Nous y jouions des scènes improvisées sur l’air du temps, dans la plus parfaite fantaisie avec cette liberté incomparable de l’interprétation personnelle.
Chacun puisait dans son fonds de commerce, ce qu’il pouvait. Cela donnait un patchwork d’une humanité combien fraternelle.
Comme de bien entendu, j’étais secrètement amoureux de l’animatrice de ces réunions. J’étais complètement bouleversé quand nos mains se touchaient, parfaitement innocemment, conscient du fossé infranchissable. Je n’en étais pas moins troublé et malgré tout enchanté du charme d’une présence aimée et respectée.

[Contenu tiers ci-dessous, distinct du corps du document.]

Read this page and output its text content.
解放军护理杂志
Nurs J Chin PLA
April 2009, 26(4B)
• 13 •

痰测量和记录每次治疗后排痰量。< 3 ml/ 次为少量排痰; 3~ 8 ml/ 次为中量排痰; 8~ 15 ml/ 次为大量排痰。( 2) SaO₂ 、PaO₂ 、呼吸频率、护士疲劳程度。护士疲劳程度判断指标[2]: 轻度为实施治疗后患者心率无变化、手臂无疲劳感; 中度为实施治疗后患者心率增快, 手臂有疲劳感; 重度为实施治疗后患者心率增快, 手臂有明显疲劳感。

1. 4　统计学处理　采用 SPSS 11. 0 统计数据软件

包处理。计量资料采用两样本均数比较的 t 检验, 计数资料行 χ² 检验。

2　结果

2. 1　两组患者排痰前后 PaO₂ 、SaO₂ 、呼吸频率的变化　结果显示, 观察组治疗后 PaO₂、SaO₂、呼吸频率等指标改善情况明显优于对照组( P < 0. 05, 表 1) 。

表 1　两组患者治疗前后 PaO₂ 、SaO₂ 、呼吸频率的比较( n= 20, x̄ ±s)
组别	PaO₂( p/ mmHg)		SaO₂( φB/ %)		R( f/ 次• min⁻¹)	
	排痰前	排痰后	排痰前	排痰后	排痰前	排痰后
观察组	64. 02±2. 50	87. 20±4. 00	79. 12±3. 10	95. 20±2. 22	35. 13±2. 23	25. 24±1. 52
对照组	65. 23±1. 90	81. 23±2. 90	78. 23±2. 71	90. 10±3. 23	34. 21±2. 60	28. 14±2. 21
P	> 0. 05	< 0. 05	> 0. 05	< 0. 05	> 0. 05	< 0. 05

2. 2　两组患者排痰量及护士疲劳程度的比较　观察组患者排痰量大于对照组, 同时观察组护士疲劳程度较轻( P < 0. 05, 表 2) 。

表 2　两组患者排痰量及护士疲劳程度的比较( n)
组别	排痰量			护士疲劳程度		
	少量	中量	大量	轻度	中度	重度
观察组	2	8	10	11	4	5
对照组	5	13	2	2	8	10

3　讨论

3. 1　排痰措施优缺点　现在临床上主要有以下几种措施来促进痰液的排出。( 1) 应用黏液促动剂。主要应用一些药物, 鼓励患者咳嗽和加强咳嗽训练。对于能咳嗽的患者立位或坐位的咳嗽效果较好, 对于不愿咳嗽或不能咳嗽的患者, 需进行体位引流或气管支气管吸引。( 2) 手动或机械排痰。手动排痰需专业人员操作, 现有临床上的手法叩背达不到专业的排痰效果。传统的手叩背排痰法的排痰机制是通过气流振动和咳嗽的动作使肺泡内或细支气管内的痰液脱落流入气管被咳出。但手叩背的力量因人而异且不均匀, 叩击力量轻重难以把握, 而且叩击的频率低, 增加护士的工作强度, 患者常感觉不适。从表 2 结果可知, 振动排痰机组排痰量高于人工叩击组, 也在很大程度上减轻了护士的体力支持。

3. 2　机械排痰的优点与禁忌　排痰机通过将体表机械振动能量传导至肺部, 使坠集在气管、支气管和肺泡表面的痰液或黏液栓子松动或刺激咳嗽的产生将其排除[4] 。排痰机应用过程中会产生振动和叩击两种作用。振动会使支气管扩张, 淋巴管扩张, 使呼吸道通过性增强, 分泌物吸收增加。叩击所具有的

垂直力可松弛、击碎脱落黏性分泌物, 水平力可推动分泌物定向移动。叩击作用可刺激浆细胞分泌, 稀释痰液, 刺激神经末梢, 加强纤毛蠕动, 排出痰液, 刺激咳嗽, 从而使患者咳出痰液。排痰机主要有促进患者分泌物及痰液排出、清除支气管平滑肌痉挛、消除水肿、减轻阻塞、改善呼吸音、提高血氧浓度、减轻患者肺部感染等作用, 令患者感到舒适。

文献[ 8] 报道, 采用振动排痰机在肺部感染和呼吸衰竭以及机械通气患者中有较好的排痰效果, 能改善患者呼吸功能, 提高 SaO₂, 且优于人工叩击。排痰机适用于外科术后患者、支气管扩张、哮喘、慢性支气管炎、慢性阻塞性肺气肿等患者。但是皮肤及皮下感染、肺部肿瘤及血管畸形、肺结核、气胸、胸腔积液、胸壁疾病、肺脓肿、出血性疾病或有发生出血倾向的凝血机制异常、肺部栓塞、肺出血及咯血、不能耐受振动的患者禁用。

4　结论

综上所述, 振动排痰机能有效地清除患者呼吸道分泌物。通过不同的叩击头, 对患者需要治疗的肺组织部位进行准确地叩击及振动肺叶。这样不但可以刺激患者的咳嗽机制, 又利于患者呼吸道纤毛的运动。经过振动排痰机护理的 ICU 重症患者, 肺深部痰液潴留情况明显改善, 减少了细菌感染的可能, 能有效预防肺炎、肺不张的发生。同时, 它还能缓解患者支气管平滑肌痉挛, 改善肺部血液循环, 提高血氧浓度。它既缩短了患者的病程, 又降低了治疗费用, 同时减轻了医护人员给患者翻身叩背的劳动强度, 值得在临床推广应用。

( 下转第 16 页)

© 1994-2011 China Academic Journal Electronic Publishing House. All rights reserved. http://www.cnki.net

J’étais persuadé de l’absolue nécessité qu’à notre espèce de vivre dans le social, le contact, la rencontre, d’aimer, de rire, de souffrir parfois, mais ensemble et de vivre dans l’environnement de nos multiples nous-mêmes que sont nos semblables.
Enfin, c’était avant la guerre contre la Covid, tout cela.
Je sens bien que ce malheur, même s’il est vaincu un jour, soit par le vaccin, soit disparaissant par une mutation qui lui serait fatale, ce qui par le passé est arrivé à la grippe espagnole, nous ne nous relèverons pas facilement, même victorieux, de cette sale guerre.
Outre les morts tombés sur le champ de bataille, nous déplorerons les gueules-cassées, les faillites, suicides, dépressions, accès de mélancolie.
Nous clôturerons le bilan d’un temps disparu, notre « belle-époque », tout en nous mentant à nous-mêmes, parce qu’elle n’était pas si belle que cela.
Nous nous résignerons à suivre la pente fatale du système libéral qui comme la Covid, mais à plus longue échéance, nous achèvera dans un consumérisme impossible.